Salieri eclipsado por Mozart.
Desde "Mozart e Salieri", ópera de Nikolái Rimski-Korsakov, estreada em 1898, se afirmava que Antônio Salieri havia envenenado a seu colega Wolfgang Amadeus Mozart corroído pela inveja que lhe causava o grandioso talento. O dramaturgo inglês Peter Shaffer aprofundo a história dessa rivalidade malsã entre dois músicos da era barroca com sua obra "Amadeus", adaptada ao cinema logo depois por Milos Forman. Segundo a apaixonante, mas não de todo fiável, versão de Shaffer, Salieri foi compositor que conquistou êxito, mas tinha um talento menor que o de Mozart. Por isso dedicou-se a sabotar a carreira de seu rival na corte vienense e acabou assassinando-o. Mas há evidências históricas de que Salieri nada teve a ver com a morte de Mozart e sim que foi seu amigo, mentor e colaborador apesar de alguns desencontros pontuais.
Pierre Curie eclipsado por sua esposa Marie Curie.
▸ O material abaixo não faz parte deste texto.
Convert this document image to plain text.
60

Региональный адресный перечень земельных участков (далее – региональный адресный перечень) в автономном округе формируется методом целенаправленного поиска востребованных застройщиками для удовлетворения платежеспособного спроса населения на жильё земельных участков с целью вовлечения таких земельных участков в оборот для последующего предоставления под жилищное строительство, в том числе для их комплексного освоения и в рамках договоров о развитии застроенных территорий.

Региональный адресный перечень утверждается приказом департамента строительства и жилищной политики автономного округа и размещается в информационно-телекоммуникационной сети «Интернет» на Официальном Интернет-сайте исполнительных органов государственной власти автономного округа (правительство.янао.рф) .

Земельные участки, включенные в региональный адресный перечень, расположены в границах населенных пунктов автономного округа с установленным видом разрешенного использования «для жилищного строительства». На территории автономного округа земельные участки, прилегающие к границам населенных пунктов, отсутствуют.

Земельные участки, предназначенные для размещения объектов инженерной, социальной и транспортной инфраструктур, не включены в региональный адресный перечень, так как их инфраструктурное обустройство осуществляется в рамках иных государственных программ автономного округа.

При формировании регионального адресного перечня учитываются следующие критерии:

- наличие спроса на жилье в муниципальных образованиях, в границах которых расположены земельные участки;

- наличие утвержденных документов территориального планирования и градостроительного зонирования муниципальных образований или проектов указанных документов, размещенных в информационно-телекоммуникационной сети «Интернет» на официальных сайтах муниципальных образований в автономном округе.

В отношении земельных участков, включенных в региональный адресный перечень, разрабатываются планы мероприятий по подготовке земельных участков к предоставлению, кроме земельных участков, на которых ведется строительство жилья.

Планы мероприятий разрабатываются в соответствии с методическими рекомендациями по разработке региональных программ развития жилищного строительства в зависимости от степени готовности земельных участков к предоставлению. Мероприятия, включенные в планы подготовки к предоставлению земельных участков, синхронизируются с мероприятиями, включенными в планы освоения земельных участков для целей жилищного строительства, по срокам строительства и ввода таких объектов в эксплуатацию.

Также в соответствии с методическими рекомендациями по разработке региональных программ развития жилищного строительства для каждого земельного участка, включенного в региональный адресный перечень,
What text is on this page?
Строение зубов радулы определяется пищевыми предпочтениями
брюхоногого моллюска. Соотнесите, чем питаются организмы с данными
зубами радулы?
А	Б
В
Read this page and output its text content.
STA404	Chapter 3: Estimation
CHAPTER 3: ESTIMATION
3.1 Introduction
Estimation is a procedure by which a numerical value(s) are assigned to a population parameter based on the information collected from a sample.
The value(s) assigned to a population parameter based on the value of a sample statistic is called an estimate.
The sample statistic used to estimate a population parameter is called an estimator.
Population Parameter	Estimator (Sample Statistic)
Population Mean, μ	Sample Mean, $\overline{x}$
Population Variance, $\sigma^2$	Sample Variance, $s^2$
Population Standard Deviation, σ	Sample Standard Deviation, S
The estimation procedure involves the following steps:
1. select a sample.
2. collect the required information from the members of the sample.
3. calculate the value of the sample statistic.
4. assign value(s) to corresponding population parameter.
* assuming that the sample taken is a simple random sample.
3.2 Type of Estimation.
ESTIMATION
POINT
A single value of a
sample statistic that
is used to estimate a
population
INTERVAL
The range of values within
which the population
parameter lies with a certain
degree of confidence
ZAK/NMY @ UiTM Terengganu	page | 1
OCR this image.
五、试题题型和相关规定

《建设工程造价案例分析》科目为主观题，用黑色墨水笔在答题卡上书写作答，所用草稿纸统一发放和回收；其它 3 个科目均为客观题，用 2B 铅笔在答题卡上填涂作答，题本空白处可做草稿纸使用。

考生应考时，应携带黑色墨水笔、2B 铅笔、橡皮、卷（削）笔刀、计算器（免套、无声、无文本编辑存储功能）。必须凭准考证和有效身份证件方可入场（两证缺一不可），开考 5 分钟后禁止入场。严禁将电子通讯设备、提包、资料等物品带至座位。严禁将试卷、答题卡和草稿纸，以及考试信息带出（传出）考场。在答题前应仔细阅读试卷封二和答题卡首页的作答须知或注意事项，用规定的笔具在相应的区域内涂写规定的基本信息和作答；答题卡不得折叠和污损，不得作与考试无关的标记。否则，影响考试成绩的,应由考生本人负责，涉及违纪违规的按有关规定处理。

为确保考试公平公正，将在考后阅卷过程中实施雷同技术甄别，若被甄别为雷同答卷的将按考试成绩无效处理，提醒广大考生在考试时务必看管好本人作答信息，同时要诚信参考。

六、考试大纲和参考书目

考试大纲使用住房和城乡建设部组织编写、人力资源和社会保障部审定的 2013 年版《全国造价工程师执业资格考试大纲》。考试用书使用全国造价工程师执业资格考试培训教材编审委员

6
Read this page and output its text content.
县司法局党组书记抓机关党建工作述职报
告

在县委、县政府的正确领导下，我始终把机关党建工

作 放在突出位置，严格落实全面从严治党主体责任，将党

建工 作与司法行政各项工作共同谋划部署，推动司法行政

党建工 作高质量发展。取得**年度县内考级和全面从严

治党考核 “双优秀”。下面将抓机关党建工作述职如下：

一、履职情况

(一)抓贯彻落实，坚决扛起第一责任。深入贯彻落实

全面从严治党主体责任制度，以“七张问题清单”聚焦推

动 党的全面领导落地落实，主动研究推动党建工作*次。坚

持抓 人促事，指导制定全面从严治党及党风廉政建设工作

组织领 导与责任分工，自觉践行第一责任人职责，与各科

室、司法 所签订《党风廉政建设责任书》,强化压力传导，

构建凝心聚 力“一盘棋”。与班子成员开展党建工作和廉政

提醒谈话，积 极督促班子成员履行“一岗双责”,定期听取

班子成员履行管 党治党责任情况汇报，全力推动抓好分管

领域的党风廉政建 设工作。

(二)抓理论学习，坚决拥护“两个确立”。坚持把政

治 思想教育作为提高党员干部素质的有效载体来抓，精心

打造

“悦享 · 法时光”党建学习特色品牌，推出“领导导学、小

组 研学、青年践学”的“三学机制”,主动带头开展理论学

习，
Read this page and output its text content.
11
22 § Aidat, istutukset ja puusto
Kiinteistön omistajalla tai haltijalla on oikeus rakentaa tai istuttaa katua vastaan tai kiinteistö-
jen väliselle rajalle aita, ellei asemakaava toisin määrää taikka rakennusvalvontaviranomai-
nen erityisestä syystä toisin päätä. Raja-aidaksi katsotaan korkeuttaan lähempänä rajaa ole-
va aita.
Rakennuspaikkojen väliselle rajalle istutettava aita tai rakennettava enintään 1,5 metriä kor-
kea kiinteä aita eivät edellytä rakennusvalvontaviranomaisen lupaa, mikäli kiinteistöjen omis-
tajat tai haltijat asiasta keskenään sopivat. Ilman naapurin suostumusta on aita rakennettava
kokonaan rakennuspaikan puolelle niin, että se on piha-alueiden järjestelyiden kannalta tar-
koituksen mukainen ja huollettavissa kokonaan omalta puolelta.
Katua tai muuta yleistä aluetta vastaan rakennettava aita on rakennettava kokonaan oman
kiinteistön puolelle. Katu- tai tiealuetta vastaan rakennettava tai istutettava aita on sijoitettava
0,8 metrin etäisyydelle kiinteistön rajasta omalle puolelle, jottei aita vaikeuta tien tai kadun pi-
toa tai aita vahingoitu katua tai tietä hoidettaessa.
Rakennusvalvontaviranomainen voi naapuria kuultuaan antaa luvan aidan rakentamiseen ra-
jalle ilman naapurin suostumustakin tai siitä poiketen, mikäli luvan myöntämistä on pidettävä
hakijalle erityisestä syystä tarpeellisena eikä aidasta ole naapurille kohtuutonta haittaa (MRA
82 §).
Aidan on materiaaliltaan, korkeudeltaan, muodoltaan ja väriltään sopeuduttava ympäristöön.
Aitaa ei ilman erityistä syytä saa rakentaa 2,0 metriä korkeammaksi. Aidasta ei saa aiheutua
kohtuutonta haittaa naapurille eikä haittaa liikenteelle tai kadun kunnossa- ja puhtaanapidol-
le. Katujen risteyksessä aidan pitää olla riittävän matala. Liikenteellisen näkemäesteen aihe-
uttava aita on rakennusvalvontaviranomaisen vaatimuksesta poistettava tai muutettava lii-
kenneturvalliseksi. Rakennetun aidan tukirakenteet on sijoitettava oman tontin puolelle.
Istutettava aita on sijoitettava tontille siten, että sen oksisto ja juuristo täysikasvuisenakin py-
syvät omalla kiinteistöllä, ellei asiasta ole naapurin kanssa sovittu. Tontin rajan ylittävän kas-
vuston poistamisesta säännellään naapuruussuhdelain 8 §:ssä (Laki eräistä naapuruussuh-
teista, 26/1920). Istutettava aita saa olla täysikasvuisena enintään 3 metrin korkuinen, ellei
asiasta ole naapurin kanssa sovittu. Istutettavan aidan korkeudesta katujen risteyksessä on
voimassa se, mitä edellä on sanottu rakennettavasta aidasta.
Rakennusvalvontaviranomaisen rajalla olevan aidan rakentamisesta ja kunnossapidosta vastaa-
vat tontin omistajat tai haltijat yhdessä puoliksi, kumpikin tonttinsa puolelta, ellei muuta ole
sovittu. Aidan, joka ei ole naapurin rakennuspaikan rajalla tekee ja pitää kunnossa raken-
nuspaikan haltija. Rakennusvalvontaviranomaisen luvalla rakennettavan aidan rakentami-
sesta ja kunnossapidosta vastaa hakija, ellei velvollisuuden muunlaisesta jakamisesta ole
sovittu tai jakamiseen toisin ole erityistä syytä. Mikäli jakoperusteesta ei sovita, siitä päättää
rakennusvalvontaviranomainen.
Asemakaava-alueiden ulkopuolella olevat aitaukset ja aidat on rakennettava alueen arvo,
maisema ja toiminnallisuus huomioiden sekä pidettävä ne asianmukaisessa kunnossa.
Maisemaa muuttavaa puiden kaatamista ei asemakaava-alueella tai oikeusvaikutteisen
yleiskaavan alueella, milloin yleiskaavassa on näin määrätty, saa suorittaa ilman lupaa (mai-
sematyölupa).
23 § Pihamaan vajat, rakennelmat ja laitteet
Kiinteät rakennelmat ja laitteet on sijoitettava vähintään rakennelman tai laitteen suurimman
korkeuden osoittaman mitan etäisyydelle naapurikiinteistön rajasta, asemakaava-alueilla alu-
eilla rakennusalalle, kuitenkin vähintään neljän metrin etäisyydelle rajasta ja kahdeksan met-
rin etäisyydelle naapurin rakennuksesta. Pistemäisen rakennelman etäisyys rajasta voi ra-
O nome de Pierre Curie é uma instituição no campo das pesquisas. Mas o de sua esposa, Marie, o supera. Os fatos: juntos ganharam o Prêmio Nobel de Física de 1903 por suas investigações acerca da radioatividade, mas ela voltou a ganhar outro Nobel, dessa vez em Química, em 1911. Não só é a única mulher que ganhou dois Nobel, é também a única pessoa que o fez em duas categorias diferentes.
Niels Bohr eclipsado por Albert Einstein.
O dinamarquês Niels Bohr não foi capaz de nocautear Albert Einstein no grande combate intelectual do século XX. E Bohr golpeava com a contundência e o rigor da mecânica quântica. Einstein resistiu durante década - até meados dos anos 1930 - a algumas das conclusões dessa que era então uma novíssima e prometedora disciplina científica. E o fez aplicando a intuição e o pensamento lateral, duas armas semelhantes que usava Muhammad Ali. O físico alemão chegou a estar contra as cordas, como ocorreu na célebre Conferência de Solvay, de 1927, mas o sensato e equânime Bohr acabou reconhecendo que a luta que propunha Einstein era um poderoso estímulo. O fazia pensar mais e melhor, em ultima instância, propunha novos problemas e chegava a melhores conclusões. A perspectiva atual é de que Bohr estava certo em grande parte das questões que foram objeto de debates entre eles. Mas isso não impede que Bohr siga sendo uma figura relativamente obscura - apesar do que a série "The Big Bang Theory" fez para popularizá-lo - e, que, do outro lado, consideremos Einstein uma personalidade chave do século XX e um dos maiores gênios da ciência.